Letter From the Editor

I called a friend last week to chat, but she couldn’t talk for long because she was doing the lion’s share of a group project. We spoke long enough for her to give me the grim details of what she had to do and why she was the one who had gotten stuck with finishing everything in time for their presentation. It was the same story I’ve seen repeated over and over again…the one so familiar to us all. One person, one committed person, gets taken advantage of by all the others because he or she has a reputation for following through.

My grandmother used to talk to me about the big themes of life by telling me short little phrases. One of the most memorable ones began with her telling me that I would get all the recognition I wanted by investing all of my heart in doing my job well. Then people would recognize my accomplishment, and I would feel good about the attention I received. She was right. Whenever I “acted out” or did something half-heartedly, I would hear her voice in my head chastising me for not trying my best.

My grandmother also taught me about the nature of respect. She told me that by doing things for myself I would earn worthy recognition, but that I would not earn respect. “Respect,” said my grandmother, “comes when you do not just do things for yourself, but you do things for others.” That’s why she insisted that I respect the people in our community who did things for us — my teachers, the person who rang up our groceries at the market, the firefighters who waved hello to us – because not only did they do things well, they did things that aided and assisted other people’s lives.

My friend’s challenge with her project group has made me reflect on respect. All of us high school students are trying to learn independent skills and to gain recognition for what we accomplish with those skills. After all, that recognition is what’s going to get us into college. But aren’t we often thrown together in situations that require us to do a part of a task that affects other people? Aren’t we often expected to contribute our piece at a certain quality level on a certain time schedule? These are the moments when we have the chance to learn how to earn respect. These are also the moments when we can let ourselves and others down, fail our commitments, and are tagged with the label of “unreliable.”

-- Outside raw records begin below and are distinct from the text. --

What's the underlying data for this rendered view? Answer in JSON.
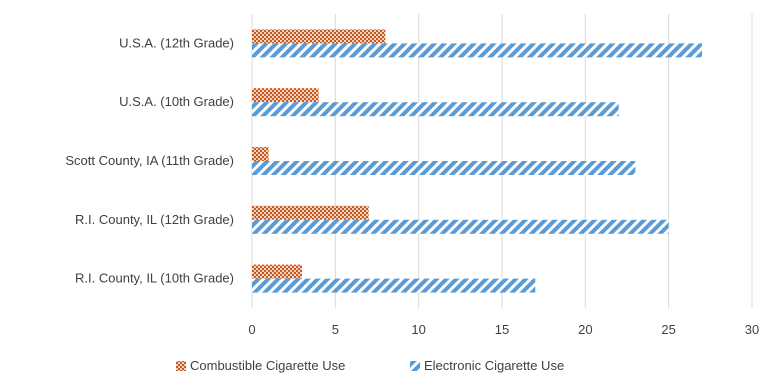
{
  "chart_data": {
    "type": "bar",
    "orientation": "horizontal",
    "categories": [
      "U.S.A. (12th Grade)",
      "U.S.A. (10th Grade)",
      "Scott County, IA (11th Grade)",
      "R.I. County, IL (12th Grade)",
      "R.I. County, IL (10th Grade)"
    ],
    "series": [
      {
        "name": "Combustible Cigarette Use",
        "values": [
          8,
          4,
          1,
          7,
          3
        ],
        "color": "#C55A22",
        "pattern": "crosshatch"
      },
      {
        "name": "Electronic Cigarette Use",
        "values": [
          27,
          22,
          23,
          25,
          17
        ],
        "color": "#5B9BD5",
        "pattern": "diagonal-stripes"
      }
    ],
    "xlim": [
      0,
      30
    ],
    "xticks": [
      0,
      5,
      10,
      15,
      20,
      25,
      30
    ],
    "grid": "vertical",
    "legend": "bottom-center",
    "title": "",
    "xlabel": "",
    "ylabel": ""
  }
}
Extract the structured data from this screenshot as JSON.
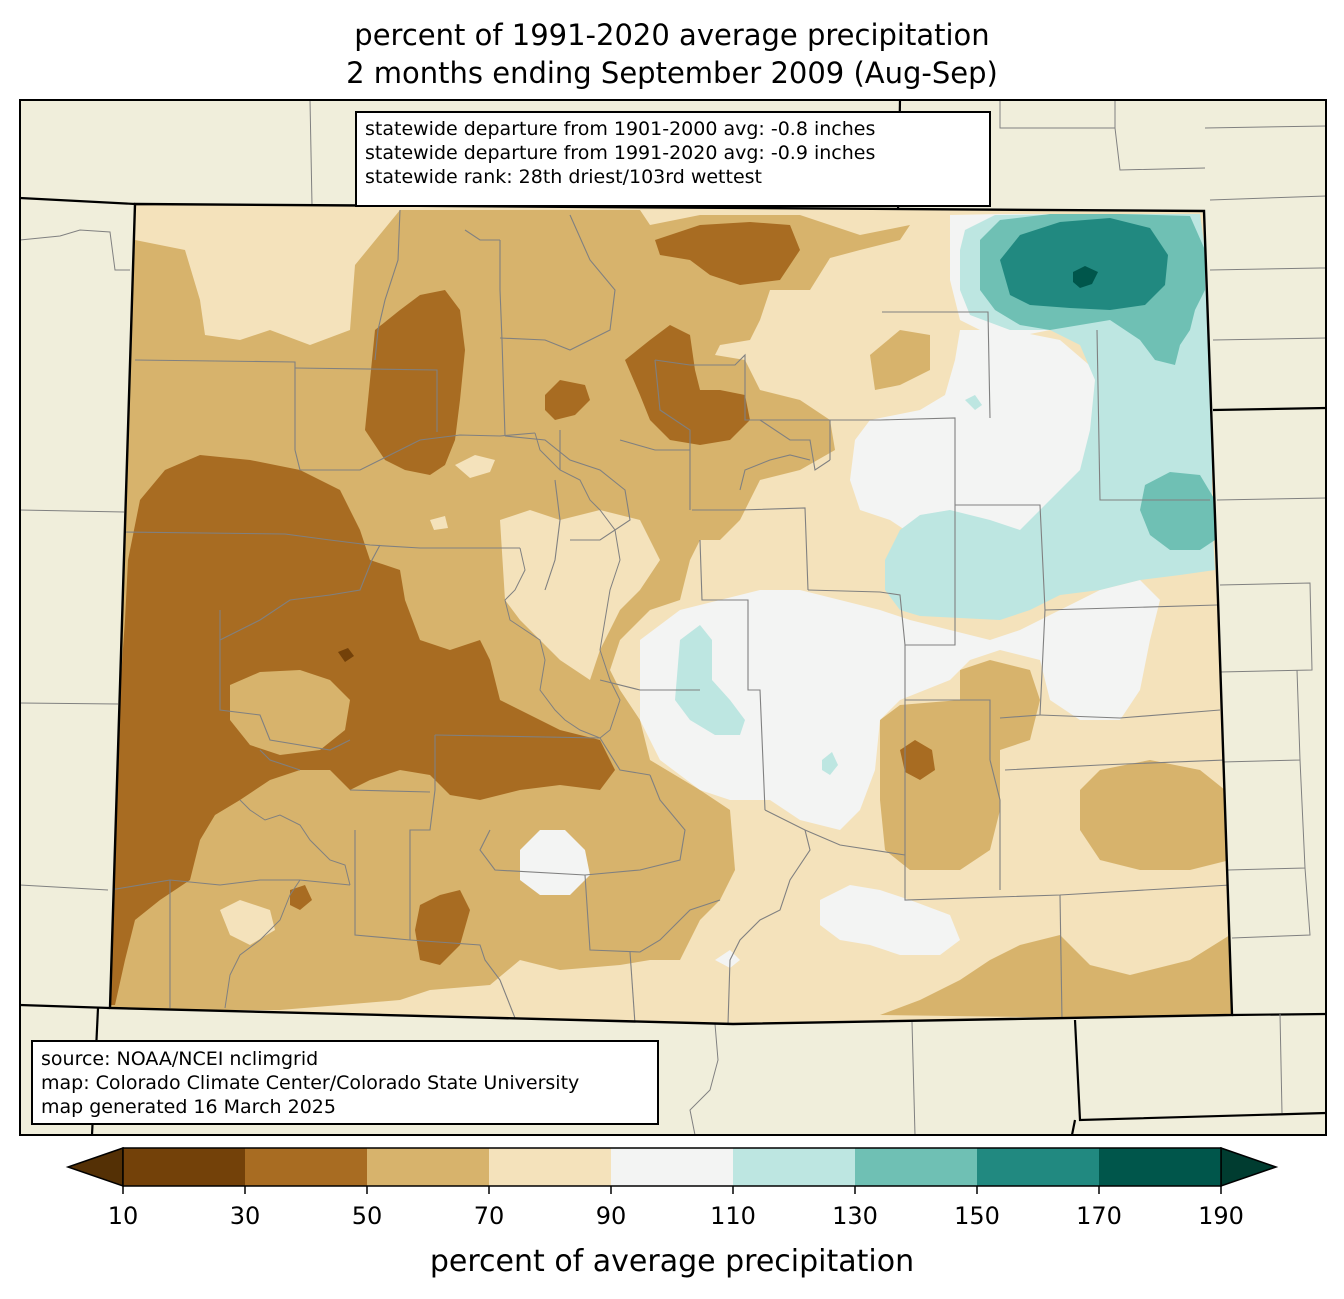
{
  "title": {
    "line1": "percent of 1991-2020 average precipitation",
    "line2": "2 months ending September 2009 (Aug-Sep)"
  },
  "stats": {
    "line1": "statewide departure from 1901-2000 avg: -0.8 inches",
    "line2": "statewide departure from 1991-2020 avg: -0.9 inches",
    "line3": "statewide rank: 28th driest/103rd wettest"
  },
  "source": {
    "line1": "source: NOAA/NCEI nclimgrid",
    "line2": "map: Colorado Climate Center/Colorado State University",
    "line3": "map generated 16 March 2025"
  },
  "colorbar": {
    "label": "percent of average precipitation",
    "ticks": [
      "10",
      "30",
      "50",
      "70",
      "90",
      "110",
      "130",
      "150",
      "170",
      "190"
    ],
    "bins": [
      {
        "range": "10-30",
        "color": "#734109"
      },
      {
        "range": "30-50",
        "color": "#a86c22"
      },
      {
        "range": "50-70",
        "color": "#d7b36c"
      },
      {
        "range": "70-90",
        "color": "#f4e2bb"
      },
      {
        "range": "90-110",
        "color": "#f3f4f3"
      },
      {
        "range": "110-130",
        "color": "#bde6e1"
      },
      {
        "range": "130-150",
        "color": "#6fc0b4"
      },
      {
        "range": "150-170",
        "color": "#218980"
      },
      {
        "range": "170-190",
        "color": "#00564b"
      }
    ],
    "under_color": "#543005",
    "over_color": "#003c30"
  },
  "map": {
    "background_color": "#f0eedb",
    "county_line_color": "#808080"
  }
}
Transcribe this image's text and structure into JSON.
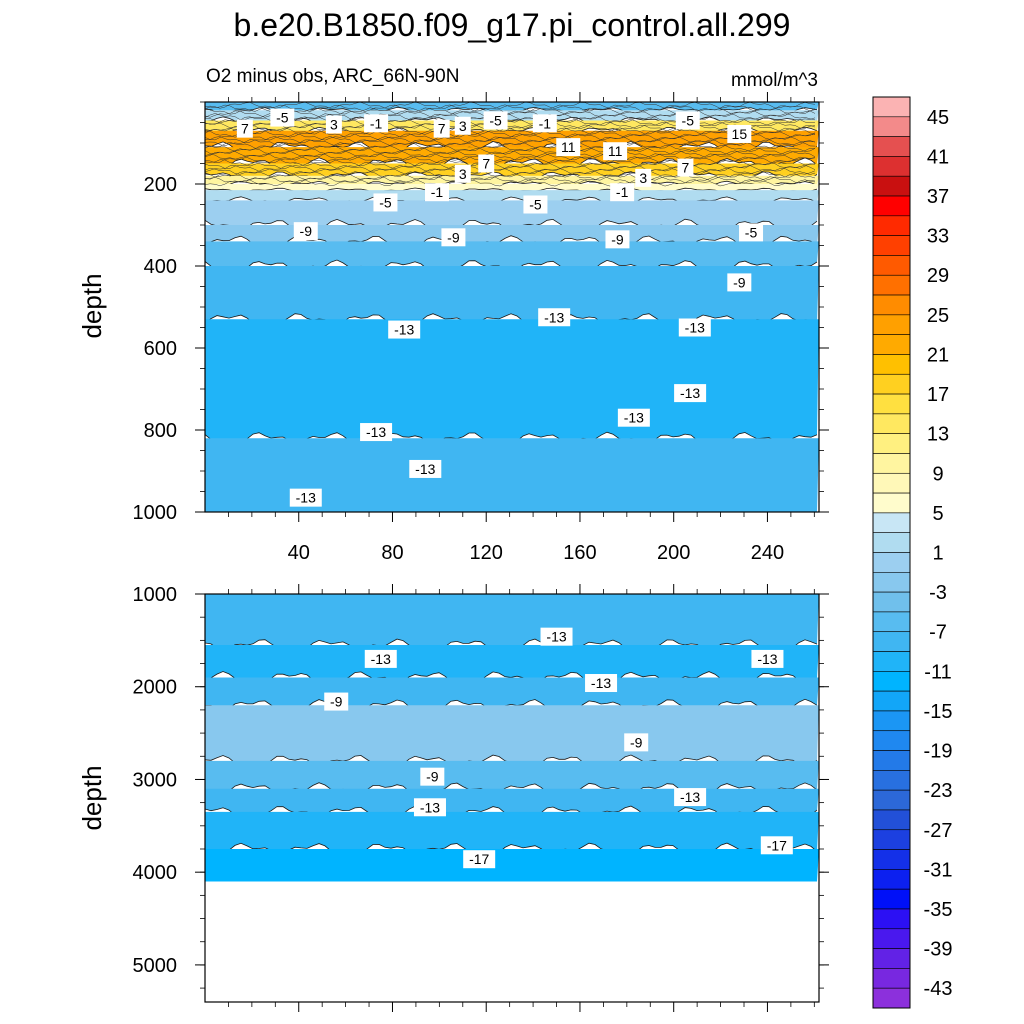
{
  "chart_data": [
    {
      "type": "contour",
      "title": "b.e20.B1850.f09_g17.pi_control.all.299",
      "subtitle_left": "O2 minus obs, ARC_66N-90N",
      "subtitle_right": "mmol/m^3",
      "xlabel": "",
      "ylabel": "depth",
      "xlim": [
        0,
        262
      ],
      "ylim": [
        1000,
        0
      ],
      "xticks": [
        "40",
        "80",
        "120",
        "160",
        "200",
        "240"
      ],
      "xtick_values": [
        40,
        80,
        120,
        160,
        200,
        240
      ],
      "yticks": [
        "200",
        "400",
        "600",
        "800",
        "1000"
      ],
      "ytick_values": [
        200,
        400,
        600,
        800,
        1000
      ],
      "bands": [
        {
          "depth_top": 0,
          "depth_bottom": 20,
          "value": -9
        },
        {
          "depth_top": 20,
          "depth_bottom": 45,
          "value": -3
        },
        {
          "depth_top": 45,
          "depth_bottom": 70,
          "value": 5
        },
        {
          "depth_top": 70,
          "depth_bottom": 110,
          "value": 13
        },
        {
          "depth_top": 110,
          "depth_bottom": 150,
          "value": 11
        },
        {
          "depth_top": 150,
          "depth_bottom": 180,
          "value": 7
        },
        {
          "depth_top": 180,
          "depth_bottom": 200,
          "value": 3
        },
        {
          "depth_top": 200,
          "depth_bottom": 215,
          "value": 1
        },
        {
          "depth_top": 215,
          "depth_bottom": 240,
          "value": -3
        },
        {
          "depth_top": 240,
          "depth_bottom": 300,
          "value": -5
        },
        {
          "depth_top": 300,
          "depth_bottom": 340,
          "value": -7
        },
        {
          "depth_top": 340,
          "depth_bottom": 400,
          "value": -9
        },
        {
          "depth_top": 400,
          "depth_bottom": 530,
          "value": -11
        },
        {
          "depth_top": 530,
          "depth_bottom": 820,
          "value": -13
        },
        {
          "depth_top": 820,
          "depth_bottom": 1000,
          "value": -11
        }
      ],
      "contour_labels": [
        {
          "x": 17,
          "depth": 65,
          "text": "7"
        },
        {
          "x": 33,
          "depth": 38,
          "text": "-5"
        },
        {
          "x": 55,
          "depth": 55,
          "text": "3"
        },
        {
          "x": 73,
          "depth": 52,
          "text": "-1"
        },
        {
          "x": 101,
          "depth": 65,
          "text": "7"
        },
        {
          "x": 110,
          "depth": 58,
          "text": "3"
        },
        {
          "x": 124,
          "depth": 45,
          "text": "-5"
        },
        {
          "x": 145,
          "depth": 52,
          "text": "-1"
        },
        {
          "x": 206,
          "depth": 45,
          "text": "-5"
        },
        {
          "x": 228,
          "depth": 78,
          "text": "15"
        },
        {
          "x": 155,
          "depth": 110,
          "text": "11"
        },
        {
          "x": 175,
          "depth": 120,
          "text": "11"
        },
        {
          "x": 120,
          "depth": 150,
          "text": "7"
        },
        {
          "x": 205,
          "depth": 160,
          "text": "7"
        },
        {
          "x": 110,
          "depth": 175,
          "text": "3"
        },
        {
          "x": 187,
          "depth": 185,
          "text": "3"
        },
        {
          "x": 99,
          "depth": 220,
          "text": "-1"
        },
        {
          "x": 178,
          "depth": 220,
          "text": "-1"
        },
        {
          "x": 77,
          "depth": 245,
          "text": "-5"
        },
        {
          "x": 141,
          "depth": 250,
          "text": "-5"
        },
        {
          "x": 43,
          "depth": 315,
          "text": "-9"
        },
        {
          "x": 106,
          "depth": 330,
          "text": "-9"
        },
        {
          "x": 176,
          "depth": 335,
          "text": "-9"
        },
        {
          "x": 233,
          "depth": 318,
          "text": "-5"
        },
        {
          "x": 228,
          "depth": 440,
          "text": "-9"
        },
        {
          "x": 149,
          "depth": 525,
          "text": "-13"
        },
        {
          "x": 85,
          "depth": 555,
          "text": "-13"
        },
        {
          "x": 209,
          "depth": 550,
          "text": "-13"
        },
        {
          "x": 183,
          "depth": 770,
          "text": "-13"
        },
        {
          "x": 207,
          "depth": 710,
          "text": "-13"
        },
        {
          "x": 73,
          "depth": 805,
          "text": "-13"
        },
        {
          "x": 94,
          "depth": 895,
          "text": "-13"
        },
        {
          "x": 43,
          "depth": 965,
          "text": "-13"
        }
      ]
    },
    {
      "type": "contour",
      "xlabel": "",
      "ylabel": "depth",
      "xlim": [
        0,
        262
      ],
      "ylim": [
        5400,
        1000
      ],
      "xticks": [],
      "xtick_values": [
        40,
        80,
        120,
        160,
        200,
        240
      ],
      "yticks": [
        "1000",
        "2000",
        "3000",
        "4000",
        "5000"
      ],
      "ytick_values": [
        1000,
        2000,
        3000,
        4000,
        5000
      ],
      "data_bottom_depth": 4100,
      "bands": [
        {
          "depth_top": 1000,
          "depth_bottom": 1550,
          "value": -11
        },
        {
          "depth_top": 1550,
          "depth_bottom": 1900,
          "value": -13
        },
        {
          "depth_top": 1900,
          "depth_bottom": 2200,
          "value": -11
        },
        {
          "depth_top": 2200,
          "depth_bottom": 2800,
          "value": -7
        },
        {
          "depth_top": 2800,
          "depth_bottom": 3100,
          "value": -9
        },
        {
          "depth_top": 3100,
          "depth_bottom": 3350,
          "value": -11
        },
        {
          "depth_top": 3350,
          "depth_bottom": 3750,
          "value": -13
        },
        {
          "depth_top": 3750,
          "depth_bottom": 4100,
          "value": -15
        }
      ],
      "contour_labels": [
        {
          "x": 150,
          "depth": 1460,
          "text": "-13"
        },
        {
          "x": 75,
          "depth": 1700,
          "text": "-13"
        },
        {
          "x": 240,
          "depth": 1700,
          "text": "-13"
        },
        {
          "x": 169,
          "depth": 1960,
          "text": "-13"
        },
        {
          "x": 56,
          "depth": 2160,
          "text": "-9"
        },
        {
          "x": 184,
          "depth": 2600,
          "text": "-9"
        },
        {
          "x": 97,
          "depth": 2970,
          "text": "-9"
        },
        {
          "x": 96,
          "depth": 3300,
          "text": "-13"
        },
        {
          "x": 207,
          "depth": 3190,
          "text": "-13"
        },
        {
          "x": 117,
          "depth": 3860,
          "text": "-17"
        },
        {
          "x": 244,
          "depth": 3710,
          "text": "-17"
        }
      ]
    }
  ],
  "colorbar": {
    "labels": [
      "45",
      "41",
      "37",
      "33",
      "29",
      "25",
      "21",
      "17",
      "13",
      "9",
      "5",
      "1",
      "-3",
      "-7",
      "-11",
      "-15",
      "-19",
      "-23",
      "-27",
      "-31",
      "-35",
      "-39",
      "-43"
    ],
    "colors": [
      "#fbb3b3",
      "#f38a8a",
      "#e55050",
      "#dd3030",
      "#c91010",
      "#ff0000",
      "#ff2a00",
      "#ff4000",
      "#ff5a00",
      "#ff7000",
      "#ff8c00",
      "#ffa000",
      "#ffaa00",
      "#ffc000",
      "#ffd020",
      "#ffe040",
      "#ffe860",
      "#fff080",
      "#fff5a0",
      "#fff8b8",
      "#fffccc",
      "#c8e6f5",
      "#b0dcf0",
      "#9ccff0",
      "#88c8ee",
      "#70c0ec",
      "#58bcf0",
      "#40b6f2",
      "#20b4f8",
      "#00b4ff",
      "#12a6f8",
      "#1b96f4",
      "#1f88f0",
      "#237ae8",
      "#2870e0",
      "#2c68d8",
      "#2250d8",
      "#1c40e0",
      "#1430e8",
      "#0c20f0",
      "#0010f8",
      "#2c10f4",
      "#4a18ee",
      "#6222e6",
      "#7828e0",
      "#8c30dc"
    ]
  },
  "colors": {
    "band_scale": [
      {
        "value": -15,
        "color": "#00b4ff"
      },
      {
        "value": -13,
        "color": "#20b4f8"
      },
      {
        "value": -11,
        "color": "#40b6f2"
      },
      {
        "value": -9,
        "color": "#58bcf0"
      },
      {
        "value": -7,
        "color": "#88c8ee"
      },
      {
        "value": -5,
        "color": "#9ccff0"
      },
      {
        "value": -3,
        "color": "#b0dcf0"
      },
      {
        "value": 1,
        "color": "#fffccc"
      },
      {
        "value": 3,
        "color": "#fff5a0"
      },
      {
        "value": 5,
        "color": "#ffe860"
      },
      {
        "value": 7,
        "color": "#ffd020"
      },
      {
        "value": 9,
        "color": "#ffc000"
      },
      {
        "value": 11,
        "color": "#ffaa00"
      },
      {
        "value": 13,
        "color": "#ffa000"
      }
    ]
  }
}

Some of us do hard work for others. We volunteer at non-profits, tutor struggling peers, and find ways to make others’ work easier. Sadly, sometimes we are still driven by a wish to add just another accomplishment to the list for our college applications. Are we really allowing ourselves to connect with the people we serve in the same way that the adults around us serve us every day? Are we letting the moment of service change the way we interact with others and help us grow from the experience? If colleges not only required us to send in lists of our accomplishments but also asked our community, “Has this person earned your respect?” would our behaviors towards one another change?